Recensioni
Les Murray
L’altra sera ho sognato Les Murray. Era seduto su una veranda, socchiudeva gli occhi faccia al sole , mi diceva che non si era quasi laureato perché aveva visto qualcosa che non c’entrava che con le grandi mani provava ad afferrare lì, davanti alla mortella. C’è bisogno di tutte le parole, diceva, e quelle faranno vivere rendendocele le cose che hanno altrimenti comunque tutta la loro vita sole; c’è l’accorgersene e c’è il farle stare con noi. Come fa una religione.
«Quando arrivarono noi mangiavamo ancora spaghetti per dolce freddi, zuppi di panna,»
«Vadano in culo. Io ti auguro Dio.»
C’è Les Murray, di Nabiac, crebbe a Bunyah, che con un cappello strano fissa qualcosa nel campo incantevole sorriso. Ha una madre morta da piccola e Cecil, forse, un padre morto da vecchio alle prese con tutto questo che è non era stato previsto prima, anche l’insensatezza, anche la ruggine al ferro. Continua a parlarmi, mentre qualcosa ci contamina, va e ritorna.
«Inventore dell’albero della senape, pianse una sola morte, forse tutte,»
«e la veemente gustizia dell’infanzia che mai viene del tutto tacitata. »
«Fermandosi a esalare fumo di sigaretta, si mordeva la lingua madre, l’unica senza accento,»
Les Murray ora copre tutto lo spazio con il corpo e scrive. Ogni forma che può. Poesie subumane burine. Sydney sfoca nel mondo bush e quasi nessuno se ne è accorto.
«ciascuno un divo nella sua inquadratura; o anche un vago candelabro guizzante davanti a santo Sonno:»
«si viene in città a rimpiangere il mungere,»

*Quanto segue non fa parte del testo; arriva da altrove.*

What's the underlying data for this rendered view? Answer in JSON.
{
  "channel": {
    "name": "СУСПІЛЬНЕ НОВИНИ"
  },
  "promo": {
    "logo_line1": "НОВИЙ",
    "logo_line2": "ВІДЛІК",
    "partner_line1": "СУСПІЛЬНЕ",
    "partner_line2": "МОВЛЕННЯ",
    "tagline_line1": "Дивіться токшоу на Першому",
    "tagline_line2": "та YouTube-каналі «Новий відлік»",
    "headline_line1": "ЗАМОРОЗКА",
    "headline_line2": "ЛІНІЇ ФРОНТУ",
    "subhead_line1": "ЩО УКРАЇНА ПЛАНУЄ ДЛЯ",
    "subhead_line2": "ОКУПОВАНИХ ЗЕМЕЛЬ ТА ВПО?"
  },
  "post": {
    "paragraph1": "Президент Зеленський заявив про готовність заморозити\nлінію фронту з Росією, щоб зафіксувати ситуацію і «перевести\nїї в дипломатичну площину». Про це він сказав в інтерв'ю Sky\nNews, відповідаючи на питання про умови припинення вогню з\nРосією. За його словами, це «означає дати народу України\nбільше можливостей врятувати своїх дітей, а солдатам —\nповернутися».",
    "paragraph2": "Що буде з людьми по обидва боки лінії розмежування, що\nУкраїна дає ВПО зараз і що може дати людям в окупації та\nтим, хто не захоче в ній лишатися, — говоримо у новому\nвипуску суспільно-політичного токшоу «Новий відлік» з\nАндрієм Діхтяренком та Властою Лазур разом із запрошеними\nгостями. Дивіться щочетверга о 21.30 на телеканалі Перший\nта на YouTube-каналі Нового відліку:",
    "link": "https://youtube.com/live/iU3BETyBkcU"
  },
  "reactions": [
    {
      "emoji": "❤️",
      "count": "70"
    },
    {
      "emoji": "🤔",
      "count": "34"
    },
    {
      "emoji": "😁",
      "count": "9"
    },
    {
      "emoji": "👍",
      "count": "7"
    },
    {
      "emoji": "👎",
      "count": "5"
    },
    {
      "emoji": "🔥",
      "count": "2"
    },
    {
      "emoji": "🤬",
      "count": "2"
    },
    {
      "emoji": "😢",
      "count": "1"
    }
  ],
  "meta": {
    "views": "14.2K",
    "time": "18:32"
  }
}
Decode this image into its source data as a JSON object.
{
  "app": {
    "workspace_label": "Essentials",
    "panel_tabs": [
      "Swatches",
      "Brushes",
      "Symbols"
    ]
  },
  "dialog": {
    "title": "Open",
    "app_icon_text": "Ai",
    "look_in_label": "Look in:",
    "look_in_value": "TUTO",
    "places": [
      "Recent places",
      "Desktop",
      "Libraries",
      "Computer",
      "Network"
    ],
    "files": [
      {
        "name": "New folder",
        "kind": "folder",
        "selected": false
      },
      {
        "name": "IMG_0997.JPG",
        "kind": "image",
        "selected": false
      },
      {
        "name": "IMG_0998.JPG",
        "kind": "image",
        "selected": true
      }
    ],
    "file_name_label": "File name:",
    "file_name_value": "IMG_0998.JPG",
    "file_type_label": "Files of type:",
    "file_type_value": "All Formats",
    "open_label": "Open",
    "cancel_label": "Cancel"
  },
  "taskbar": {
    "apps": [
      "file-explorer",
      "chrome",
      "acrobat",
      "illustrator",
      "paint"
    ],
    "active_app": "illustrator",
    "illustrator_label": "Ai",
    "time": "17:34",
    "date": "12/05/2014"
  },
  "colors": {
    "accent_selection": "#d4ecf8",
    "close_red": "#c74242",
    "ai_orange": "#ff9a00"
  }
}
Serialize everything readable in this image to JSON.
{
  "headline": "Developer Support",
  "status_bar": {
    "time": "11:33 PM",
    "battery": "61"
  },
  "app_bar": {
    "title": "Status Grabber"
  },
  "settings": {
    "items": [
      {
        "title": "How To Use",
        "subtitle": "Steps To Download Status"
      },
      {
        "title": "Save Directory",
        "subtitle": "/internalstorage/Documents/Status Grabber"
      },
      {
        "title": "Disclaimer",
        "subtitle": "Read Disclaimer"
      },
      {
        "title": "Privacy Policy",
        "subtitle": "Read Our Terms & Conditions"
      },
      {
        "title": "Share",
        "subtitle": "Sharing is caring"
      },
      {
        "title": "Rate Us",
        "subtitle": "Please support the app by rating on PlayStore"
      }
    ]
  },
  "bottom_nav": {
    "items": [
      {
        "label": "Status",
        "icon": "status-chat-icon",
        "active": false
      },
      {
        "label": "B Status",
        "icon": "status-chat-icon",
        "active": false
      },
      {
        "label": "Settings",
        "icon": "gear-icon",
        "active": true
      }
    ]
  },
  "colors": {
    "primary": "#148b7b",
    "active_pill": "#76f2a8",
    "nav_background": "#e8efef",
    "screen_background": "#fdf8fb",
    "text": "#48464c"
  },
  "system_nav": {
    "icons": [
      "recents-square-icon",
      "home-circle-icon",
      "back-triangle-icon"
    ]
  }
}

Qualcuno chiama Les Murray per fargli fare una cosa precisa ma lui ha nel bicchiere che tiene in mano un liquido troppo ialino, e la trasparenza della chiarezza della purezza di quel liquido troppo ialino gli tengono ferma la mano ferma la testa così che tutto prende un’altra piega, nascere d’ottobre nel 38, scrivere con Lehmann «The ilex tree» nel 65, tornare nell’86 alla fattoria.
«ma che cos’è un nazista se non un sesso gettato alle folle?»
«A noi toccano le rampogne di un gruppo di compari suoi,»
«e questa cosa la faccio quando smetto di morire.»
Les Murray allora scrive un libro che legge. Sforma, come la maglietta a righe orizzontali, e costruisce -mancava il lettore, qui lui- con linguaggi dai tutti-colori e un nome per ogni pianta un asse. Concretissimo l’asse conforma. Le cose succedono lì. Anche il peggio.
«Arrivi al Pronto Soccorso farfugliando, sei visitato, deriso, tranquillato. Sanissimo, il tuo cuore.»
«La cosa piano gli permette un affetto.»
«E naturalmente, come sempre dopo un trionfo, ero inconsolabile.»
Les Murray si alza e saluta. L’Australia è diventata migliore. Io continuo a sognare e ricordo
«Ora fanno girare una massa d’acqua.»
«La moglie amava carte, gite, Ciccio Bello,»
«su piastrelle ceramiche, a olio che non secca,»
«Imparavo le cose di rimbalzo, andando in giro con il mio fucile,»
«, un’ala inguainata che non poteva far volare lei,»
«scuotendo il letto come tu stessa le insegni a sei anni.»
«Le cose prendono corpo dalle trance, solo al nero ci possono pagare,»
«una tenue obliquità che localizza la luce in aria»
«Grondante, un ippopotamo»
«Io ero antipatico per la mia castità, e dormivo su un cappotto.»
I versi tra virgolette sono tratti da “Un arcobaleno perfettamente normale” (Adelphi, 2004) e pescati da ciascuna delle Poesie subumane burine; così la poesia del video.